No-tillers Glen Young and Danny Blevins are in the second year of a pilot project to grow the native prairie species and sell it as a biofuel that could be a more environmentally friendly alternative to coal, or at least a supplement.

 

"That's the age-old question for a farmer: Is it practical?" says Blevins, a retired teacher, environmentalist and conservationist who grows the grass on his family farm in Boyd County. "Can you make a profit? I think you can."

Among the most dominant grasses in the prairies that once covered the Central Plains, switchgrass is a perennial that grows to around 6 feet and can be harvested once or more per year for 10 years. It can survive extreme temperature swings and drought better than most traditional crops.
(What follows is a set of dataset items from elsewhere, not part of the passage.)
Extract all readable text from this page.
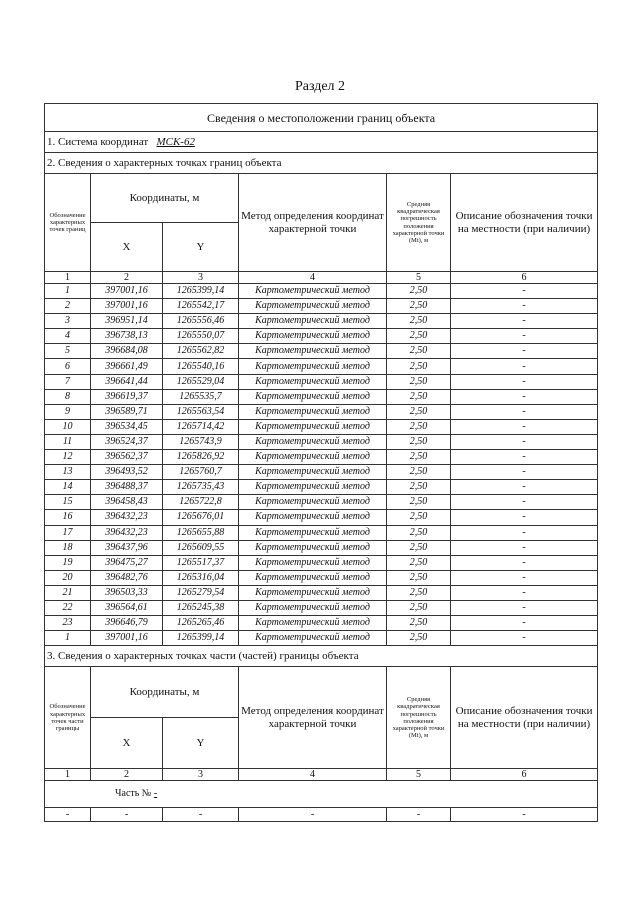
Раздел 2
Сведения о местоположении границ объекта					
1. Система координат МСК-62					
2. Сведения о характерных точках границ объекта					
Обозначение характерных точек границ	Координаты, м		Метод определения координат характерной точки	Средняя квадратическая погрешность положения характерной точки (Mt), м	Описание обозначения точки на местности (при наличии)
	X	Y			
1	2	3	4	5	6
1	397001,16	1265399,14	Картометрический метод	2,50	-
2	397001,16	1265542,17	Картометрический метод	2,50	-
3	396951,14	1265556,46	Картометрический метод	2,50	-
4	396738,13	1265550,07	Картометрический метод	2,50	-
5	396684,08	1265562,82	Картометрический метод	2,50	-
6	396661,49	1265540,16	Картометрический метод	2,50	-
7	396641,44	1265529,04	Картометрический метод	2,50	-
8	396619,37	1265535,7	Картометрический метод	2,50	-
9	396589,71	1265563,54	Картометрический метод	2,50	-
10	396534,45	1265714,42	Картометрический метод	2,50	-
11	396524,37	1265743,9	Картометрический метод	2,50	-
12	396562,37	1265826,92	Картометрический метод	2,50	-
13	396493,52	1265760,7	Картометрический метод	2,50	-
14	396488,37	1265735,43	Картометрический метод	2,50	-
15	396458,43	1265722,8	Картометрический метод	2,50	-
16	396432,23	1265676,01	Картометрический метод	2,50	-
17	396432,23	1265655,88	Картометрический метод	2,50	-
18	396437,96	1265609,55	Картометрический метод	2,50	-
19	396475,27	1265517,37	Картометрический метод	2,50	-
20	396482,76	1265316,04	Картометрический метод	2,50	-
21	396503,33	1265279,54	Картометрический метод	2,50	-
22	396564,61	1265245,38	Картометрический метод	2,50	-
23	396646,79	1265265,46	Картометрический метод	2,50	-
1	397001,16	1265399,14	Картометрический метод	2,50	-
3. Сведения о характерных точках части (частей) границы объекта					
Обозначение характерных точек части границы	Координаты, м		Метод определения координат характерной точки	Средняя квадратическая погрешность положения характерной точки (Mt), м	Описание обозначения точки на местности (при наличии)
	X	Y			
1	2	3	4	5	6
Часть № -					
-	-	-	-	-	-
One advantage, Young says, is no special equipment is needed to grow or harvest it. He plants it with the same no-till drill he uses for grain, soybeans and other grasses and maintains it with the sprayers and harvesters found in his barn.

Even on marginal land, the grass has proven reliable — even through there was considerable dryness in 2008 and excessive rainfall last year. Young and Blevins are among 20 farmers growing 5-acre plots of the grass under a University of Kentucky test project.